Copyright © 2019 Albuquerque Journal
Frank Rose wanted to work smaller.
The local gallery director describes his passion as building platforms for artists to showcase their work. In May 2016, he co-founded form & concept, the 10,000-square-foot modern art gallery at the edge of the Santa Fe Railyard, with Sandy Zane, a gallery owner whom he’d met while working for Currents New Media the year before.
The form & concept group also runs the online gallery for Zane Bennett Contemporary Art.
Operating two businesses, Rose realized that much of his time was spent on the administrative side of things. And more recently, as form & concept has started gaining recognition and a name for itself, Rose said he got to thinking about his future.
“I think once you get to a place where you have that momentum going, at least for me, I either get a little anxious – like what’s the next thing – or (want to) take it into another arena and go deeper,” said Rose. “What I was feeling like was I wasn’t spending enough time with clients and artists … . I realized I needed to go small and spend more time with people.”

Around the same time form & concept opened, Rose first visited Oaxaca, Mexico, as part of a folk art trip organized by a local gallery owner. In his several trips since, he’s become immersed in the Mexican province’s “vibrant” contemporary and historic printmaking culture. He began meeting artists and collecting Oaxacan work from the mid-20th century onward.
Now, a few months after leaving form & concept in October, Rose is debuting his new gallery, Hecho a Mano. The Canyon Road spot, which will focus on showcasing handmade art from Latin and North America, opens on Friday.
According to Rose, one of his main goals with his new gallery is to foster a connection between maker, object, and viewer.
“I think so many times art can get disassociated from its maker,” said Rose. “And we tend to see it in a vacuum because a lot of places don’t connect the artist to the maker. You see the object and it’s great, but somebody made that.”
“So, Hecho a Mano is sort of a call to that ethos,” he continued. “That somebody made this; this was made by hand. I don’t want a lot of things to be under glass. I want people to be able to touch things. I want that connection.”
Hecho a Mano, taking over the former Beals & Co. showroom at the top of Canyon Road, is certainly a smaller and much different kind of space for Rose. His new gallery is around 500 square feet, with classic adobe features like wooden floors and vigas – he described the building as having a “sense of age” – compared to the large form & concept space with the concrete floor, a lot of glass and other modern architecture features.
Following his departure from form & concept, Rose was working at Opuntia Café and considering selling his collected pieces through an online gallery. It was at the café that he overheard Bobby Beals, the former lessee of the Canyon Road spot, discussing plans. Beals told Rose about the soon-to-be-available gallery space.
“I wasn’t tracking on Canyon Road at all at the time,” Rose explained. “In fact, I was probably averse to opening on Canyon.”

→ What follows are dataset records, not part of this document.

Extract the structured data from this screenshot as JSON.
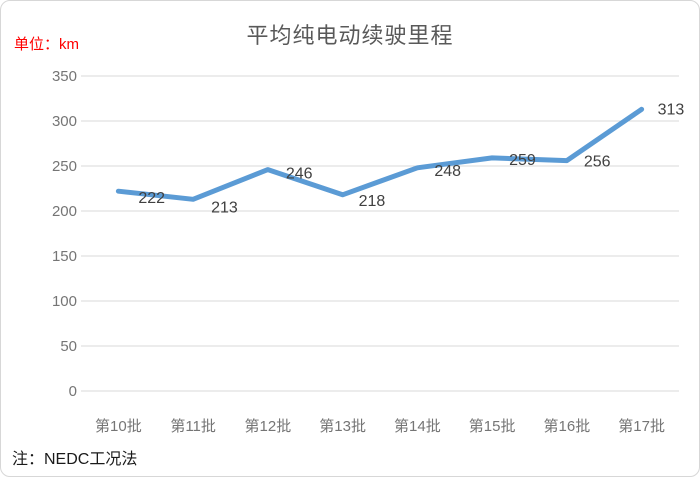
{
  "header": {
    "unit_label": "单位：km",
    "title": "平均纯电动续驶里程"
  },
  "note": "注：NEDC工况法",
  "colors": {
    "line": "#5B9BD5",
    "gridline": "#D9D9D9",
    "axis_label": "#757575",
    "data_label": "#404040",
    "title": "#595959",
    "unit_label": "#FF0000",
    "frame_border": "#D7D7D7",
    "background": "#FFFFFF"
  },
  "chart_data": {
    "type": "line",
    "title": "平均纯电动续驶里程",
    "categories": [
      "第10批",
      "第11批",
      "第12批",
      "第13批",
      "第14批",
      "第15批",
      "第16批",
      "第17批"
    ],
    "values": [
      222,
      213,
      246,
      218,
      248,
      259,
      256,
      313
    ],
    "data_labels": [
      222,
      213,
      246,
      218,
      248,
      259,
      256,
      313
    ],
    "xlabel": "",
    "ylabel": "单位：km",
    "ylim": [
      0,
      350
    ],
    "yticks": [
      0,
      50,
      100,
      150,
      200,
      250,
      300,
      350
    ],
    "grid": "horizontal",
    "legend": "none",
    "note": "注：NEDC工况法"
  }
}
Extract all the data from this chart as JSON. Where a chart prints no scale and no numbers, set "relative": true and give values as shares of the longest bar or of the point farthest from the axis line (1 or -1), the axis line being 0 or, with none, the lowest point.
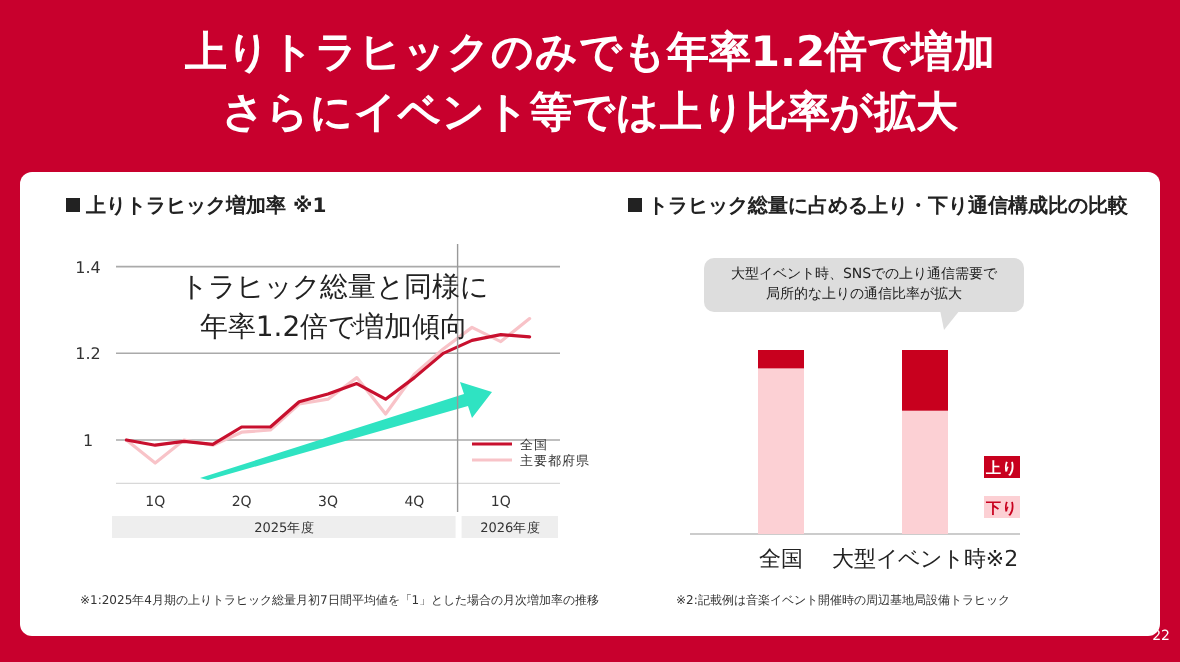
{
  "chart_data": [
    {
      "type": "other",
      "title": "上りトラヒックのみでも年率1.2倍で増加",
      "subtitle": "さらにイベント等では上り比率が拡大",
      "annotations": [
        "22"
      ]
    },
    {
      "type": "line",
      "title": "上りトラヒック増加率 ※1",
      "ylim": [
        0.9,
        1.4
      ],
      "yticks": [
        1,
        1.2,
        1.4
      ],
      "categories": [
        null,
        "1Q",
        null,
        null,
        "2Q",
        null,
        null,
        "3Q",
        null,
        null,
        "4Q",
        null,
        null,
        "1Q",
        null
      ],
      "grid": "y",
      "legend": "bottom right",
      "marker": "none",
      "line_style": "solid",
      "series": [
        {
          "name": "全国",
          "color": "#c8102e",
          "values": [
            1.0,
            0.988,
            0.997,
            0.99,
            1.03,
            1.03,
            1.088,
            1.106,
            1.13,
            1.094,
            1.144,
            1.2,
            1.23,
            1.243,
            1.238
          ]
        },
        {
          "name": "主要都府県",
          "color": "#f8c3c8",
          "values": [
            1.0,
            0.947,
            1.0,
            0.988,
            1.018,
            1.023,
            1.083,
            1.094,
            1.144,
            1.06,
            1.152,
            1.21,
            1.26,
            1.227,
            1.28
          ]
        }
      ],
      "annotations": [
        "トラヒック総量と同様に年率1.2倍で増加傾向",
        "2025年度",
        "2026年度",
        "※1:2025年4月期の上りトラヒック総量月初7日間平均値を「1」とした場合の月次増加率の推移"
      ]
    },
    {
      "type": "bar",
      "stacked": true,
      "relative": true,
      "title": "トラヒック総量に占める上り・下り通信構成比の比較",
      "categories": [
        "全国",
        "大型イベント時※2"
      ],
      "legend": "right",
      "series": [
        {
          "name": "下り",
          "color": "#fcd0d4",
          "values": [
            0.9,
            0.67
          ]
        },
        {
          "name": "上り",
          "color": "#c8001e",
          "values": [
            0.1,
            0.33
          ]
        }
      ],
      "annotations": [
        "大型イベント時、SNSでの上り通信需要で局所的な上りの通信比率が拡大",
        "※2:記載例は音楽イベント開催時の周辺基地局設備トラヒック"
      ]
    }
  ]
}
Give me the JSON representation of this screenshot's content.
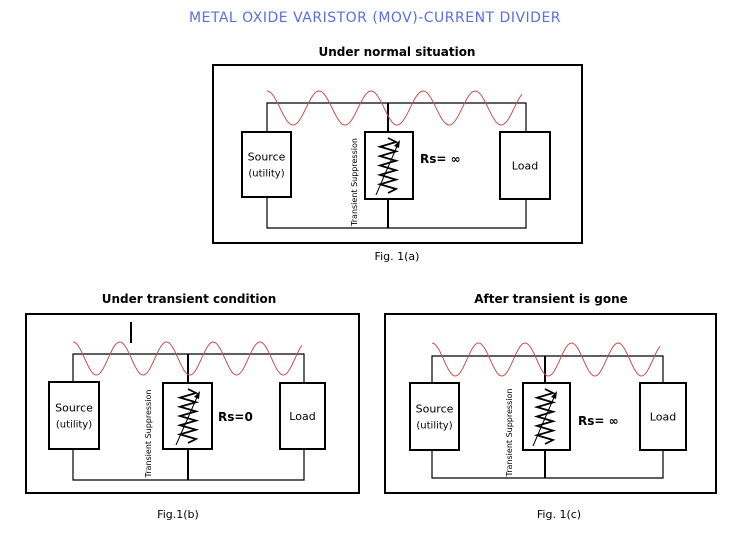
{
  "title": "METAL OXIDE VARISTOR (MOV)-CURRENT DIVIDER",
  "colors": {
    "title": "#5a6ee6",
    "wave": "#c8504d",
    "lines": "#000000"
  },
  "panels": [
    {
      "heading": "Under normal situation",
      "caption": "Fig. 1(a)",
      "source_label": "Source",
      "source_sub": "(utility)",
      "mov_label": "Transient Suppression",
      "rs_label": "Rs= ∞",
      "load_label": "Load",
      "transient_spike": false
    },
    {
      "heading": "Under transient condition",
      "caption": "Fig.1(b)",
      "source_label": "Source",
      "source_sub": "(utility)",
      "mov_label": "Transient Suppression",
      "rs_label": "Rs=0",
      "load_label": "Load",
      "transient_spike": true
    },
    {
      "heading": "After transient is gone",
      "caption": "Fig. 1(c)",
      "source_label": "Source",
      "source_sub": "(utility)",
      "mov_label": "Transient Suppression",
      "rs_label": "Rs= ∞",
      "load_label": "Load",
      "transient_spike": false
    }
  ]
}
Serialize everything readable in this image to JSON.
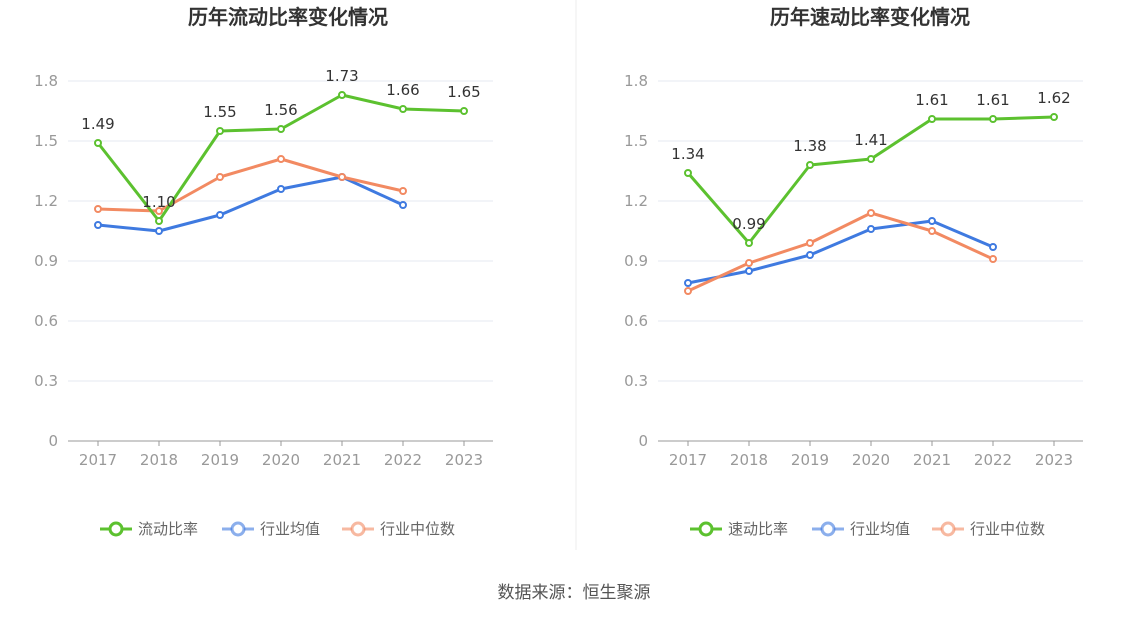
{
  "chart_data": [
    {
      "type": "line",
      "title": "历年流动比率变化情况",
      "categories": [
        "2017",
        "2018",
        "2019",
        "2020",
        "2021",
        "2022",
        "2023"
      ],
      "ylim": [
        0,
        1.8
      ],
      "yticks": [
        "0",
        "0.3",
        "0.6",
        "0.9",
        "1.2",
        "1.5",
        "1.8"
      ],
      "grid": true,
      "legend_position": "bottom",
      "series": [
        {
          "name": "流动比率",
          "color": "#5cc12f",
          "values": [
            1.49,
            1.1,
            1.55,
            1.56,
            1.73,
            1.66,
            1.65
          ],
          "labels": [
            "1.49",
            "1.10",
            "1.55",
            "1.56",
            "1.73",
            "1.66",
            "1.65"
          ]
        },
        {
          "name": "行业均值",
          "color": "#3f7ae0",
          "values": [
            1.08,
            1.05,
            1.13,
            1.26,
            1.32,
            1.18,
            null
          ]
        },
        {
          "name": "行业中位数",
          "color": "#f28a62",
          "values": [
            1.16,
            1.15,
            1.32,
            1.41,
            1.32,
            1.25,
            null
          ]
        }
      ]
    },
    {
      "type": "line",
      "title": "历年速动比率变化情况",
      "categories": [
        "2017",
        "2018",
        "2019",
        "2020",
        "2021",
        "2022",
        "2023"
      ],
      "ylim": [
        0,
        1.8
      ],
      "yticks": [
        "0",
        "0.3",
        "0.6",
        "0.9",
        "1.2",
        "1.5",
        "1.8"
      ],
      "grid": true,
      "legend_position": "bottom",
      "series": [
        {
          "name": "速动比率",
          "color": "#5cc12f",
          "values": [
            1.34,
            0.99,
            1.38,
            1.41,
            1.61,
            1.61,
            1.62
          ],
          "labels": [
            "1.34",
            "0.99",
            "1.38",
            "1.41",
            "1.61",
            "1.61",
            "1.62"
          ]
        },
        {
          "name": "行业均值",
          "color": "#3f7ae0",
          "values": [
            0.79,
            0.85,
            0.93,
            1.06,
            1.1,
            0.97,
            null
          ]
        },
        {
          "name": "行业中位数",
          "color": "#f28a62",
          "values": [
            0.75,
            0.89,
            0.99,
            1.14,
            1.05,
            0.91,
            null
          ]
        }
      ]
    }
  ],
  "footer": {
    "source": "数据来源：恒生聚源"
  }
}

The famous art street known for its commercial galleries wasn’t necessarily his scene, he said, but he wants to make it clear that he appreciates all sides of the art community. “I’m not denigrating any of it, it’s all important,” he explained. “I think every facet of art, from the purely conceptual to the purely commercial, is a part of the ecosystem.”
When he entered the old building, Rose said, he had an “intuitive feeling.”
“It just felt right,” he said.
He hopes to make Hecho a Mano a place for local art lovers. He will sell items with a range of prices, with big-ticket items, as well as pieces he and his peers can afford. He also hopes to bring in a Santa Fe audience by offering interactive programming, live artist talks or small music shows.
Rose said that’s similar to what form & concept has done to make that gallery more experience-based, somewhere “life is happening.”
“And of course looking at art is an experience, but a human experience, one where there’s humans connecting to humans,” he said.
There isn’t a “tidy” definition of the type of work the gallery will be carrying, Rose explained, in terms of medium or era. But the main through line will reflect the gallery’s name.
“I’m not carrying anything that’s machine made,” said Rose. “If somebody is doing digital prints, not interested.”
His first exhibition, opening on Friday and staying up until April, features a 1940 series of lithographs by the late Carlos Merida.
Merida, who was born in Guatemala, but lived in Mexico most of his life, was widely known for his cubist-style paintings and murals. However, Rose’s collection is from earlier work that Rose described as more ethnographic-style studies, particularly of costumes and dress.
The characters in the 10 lithographs were inspired by what Merida saw during a Carnivale celebration in Mexico. His illustrations include Oaxacan men dressed up as animals and cross-dressing as women.
Rose said he’s searching for artists working at “the intersection of innovation and tradition.”
“To me, it’s very general, but really I think pinpoints what it is I look for,” he said. “Artists that maybe draw on some type of tradition, but are expounding on it in contemporary ways.”